For the case study, we try to discover meaningful customer groups for market segmentation.

Import Python libraries

# import libraries

import pandas as pd
from sklearn.cluster import KMeans

import matplotlib.pyplot as plt
import seaborn as sns
sns.set_style("whitegrid")

Load and verify data

Next, we load and verify the data. Although there are four columns, we only use Income and Score for clustering. Income is the customer’s personal income. Score is an indexed score of how much the customer spends at the mall.

df = pd.read_csv("data/mallcustomers.csv")
df.head()
Gender Age Income Score
0 Male 19 15 39
1 Male 21 15 81
2 Female 20 16 6
3 Female 23 16 77
4 Female 31 17 40

Run K-Means

Next, we run \(K\)-Means with \(k\) (number of clusters) set at \(k=5\).

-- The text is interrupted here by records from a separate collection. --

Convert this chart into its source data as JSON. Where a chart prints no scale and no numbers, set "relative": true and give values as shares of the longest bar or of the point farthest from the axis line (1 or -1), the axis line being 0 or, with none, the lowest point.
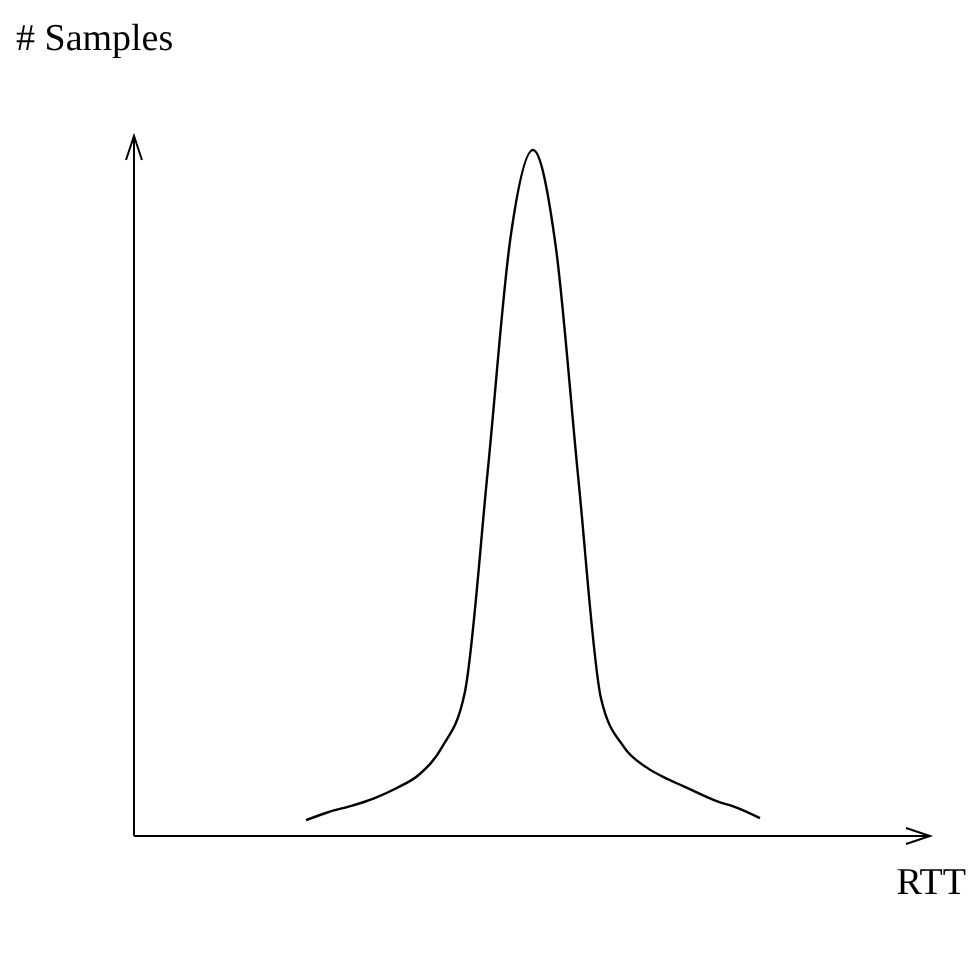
{
  "chart_data": {
    "type": "line",
    "relative": true,
    "xlabel": "RTT",
    "ylabel": "# Samples",
    "color": "#000000",
    "categories": [
      null,
      null,
      null,
      null,
      null,
      null,
      null,
      null,
      null,
      null,
      null,
      null,
      null,
      null,
      null,
      null,
      null,
      null,
      null,
      null,
      null
    ],
    "values": [
      0.023,
      0.035,
      0.044,
      0.055,
      0.07,
      0.09,
      0.13,
      0.21,
      0.53,
      0.87,
      1,
      0.86,
      0.52,
      0.2,
      0.13,
      0.1,
      0.082,
      0.067,
      0.052,
      0.041,
      0.026
    ],
    "marker": "none",
    "line_style": "solid"
  }
}
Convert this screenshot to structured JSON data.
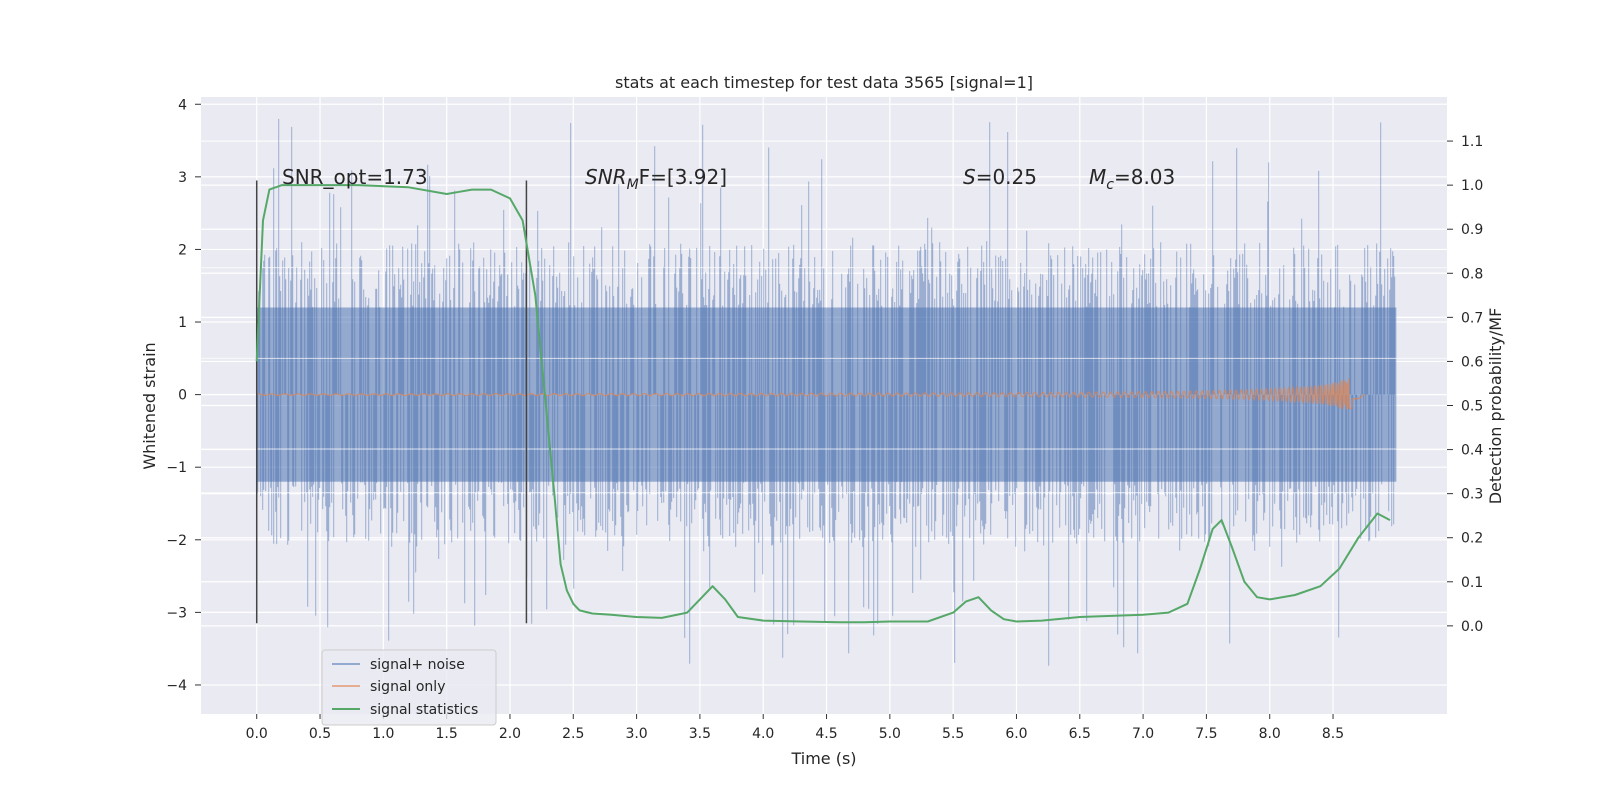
{
  "chart_data": {
    "type": "line",
    "title": "stats at each timestep for test data 3565 [signal=1]",
    "xlabel": "Time (s)",
    "ylabel": "Whitened strain",
    "ylabel_right": "Detection probability/MF",
    "xlim": [
      -0.44,
      9.4
    ],
    "ylim": [
      -4.4,
      4.1
    ],
    "ylim_right": [
      -0.2,
      1.2
    ],
    "x_ticks": [
      "0.0",
      "0.5",
      "1.0",
      "1.5",
      "2.0",
      "2.5",
      "3.0",
      "3.5",
      "4.0",
      "4.5",
      "5.0",
      "5.5",
      "6.0",
      "6.5",
      "7.0",
      "7.5",
      "8.0",
      "8.5"
    ],
    "y_ticks": [
      "−4",
      "−3",
      "−2",
      "−1",
      "0",
      "1",
      "2",
      "3",
      "4"
    ],
    "y_ticks_right": [
      "0.0",
      "0.1",
      "0.2",
      "0.3",
      "0.4",
      "0.5",
      "0.6",
      "0.7",
      "0.8",
      "0.9",
      "1.0",
      "1.1"
    ],
    "annotations": {
      "snr_opt": "SNR_opt=1.73",
      "snr_mf_base": "SNR",
      "snr_mf_sub": "M",
      "snr_mf_rest": "F=[3.92]",
      "s_label": "S",
      "s_value": "=0.25",
      "mc_label": "M",
      "mc_sub": "c",
      "mc_value": "=8.03"
    },
    "window_markers": [
      0.0,
      2.13
    ],
    "series": [
      {
        "name": "signal+ noise",
        "color": "#4c72b0",
        "description": "whitened strain noise, x from 0 to 9.0 s, core band about ±1.2 with spikes up to ±3.8",
        "x_range": [
          0.0,
          9.0
        ],
        "band": 1.2,
        "spikes_max": 3.8
      },
      {
        "name": "signal only",
        "color": "#dd8452",
        "description": "chirp signal growing toward merger near 8.65 s",
        "x_range": [
          0.0,
          8.65
        ],
        "peak_amplitude": 0.25
      },
      {
        "name": "signal statistics",
        "color": "#55a868",
        "axis": "right",
        "x": [
          0.0,
          0.05,
          0.1,
          0.2,
          0.4,
          0.8,
          1.2,
          1.5,
          1.6,
          1.7,
          1.85,
          2.0,
          2.1,
          2.2,
          2.3,
          2.35,
          2.4,
          2.45,
          2.5,
          2.55,
          2.65,
          2.8,
          3.0,
          3.2,
          3.4,
          3.5,
          3.6,
          3.7,
          3.8,
          4.0,
          4.3,
          4.6,
          4.8,
          5.0,
          5.3,
          5.5,
          5.6,
          5.7,
          5.8,
          5.9,
          6.0,
          6.2,
          6.5,
          7.0,
          7.2,
          7.35,
          7.45,
          7.55,
          7.62,
          7.7,
          7.8,
          7.9,
          8.0,
          8.2,
          8.4,
          8.55,
          8.7,
          8.85,
          8.95
        ],
        "values": [
          0.6,
          0.92,
          0.99,
          1.0,
          1.0,
          1.0,
          0.995,
          0.98,
          0.985,
          0.99,
          0.99,
          0.97,
          0.92,
          0.75,
          0.45,
          0.3,
          0.14,
          0.08,
          0.05,
          0.035,
          0.028,
          0.025,
          0.02,
          0.018,
          0.03,
          0.06,
          0.09,
          0.06,
          0.02,
          0.012,
          0.01,
          0.008,
          0.008,
          0.01,
          0.01,
          0.03,
          0.055,
          0.065,
          0.035,
          0.015,
          0.01,
          0.012,
          0.02,
          0.025,
          0.03,
          0.05,
          0.13,
          0.22,
          0.24,
          0.18,
          0.1,
          0.065,
          0.06,
          0.07,
          0.09,
          0.13,
          0.2,
          0.255,
          0.24
        ]
      }
    ],
    "legend": {
      "position": "lower-left",
      "entries": [
        "signal+ noise",
        "signal only",
        "signal statistics"
      ]
    },
    "grid": true,
    "colors": {
      "background": "#eaeaf2",
      "grid": "#ffffff",
      "noise": "#4c72b0",
      "signal": "#dd8452",
      "stats": "#55a868",
      "marker": "#444444"
    }
  }
}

X = df[['Score','Income']]
km = KMeans(n_clusters=5).fit(X)
results = km.predict(X)
clusters = pd.DataFrame(results,columns=['cluster'])
df_c = X.join(clusters, how='outer')
df_c.head()
Score Income cluster
0 39 15 4
1 81 15 3
2 6 16 4
3 77 16 3
4 40 17 4
category = {0:'Enthusiastic', 1:'Conservative', 
            2:'Middle-of-the-Road', 3:'Browsers',4:'Luxury'}
df_c['cat'] = df_c['cluster']
df_c = df_c.replace({'cat':category})

Display Results

plt.figure(figsize=(12,6))
sns.scatterplot(x="Income",y="Score",data=df_c,hue="cat",
                palette="deep", s=80)
<AxesSubplot:xlabel='Income', ylabel='Score'>
_images/KM-CaseStudy_15_1.png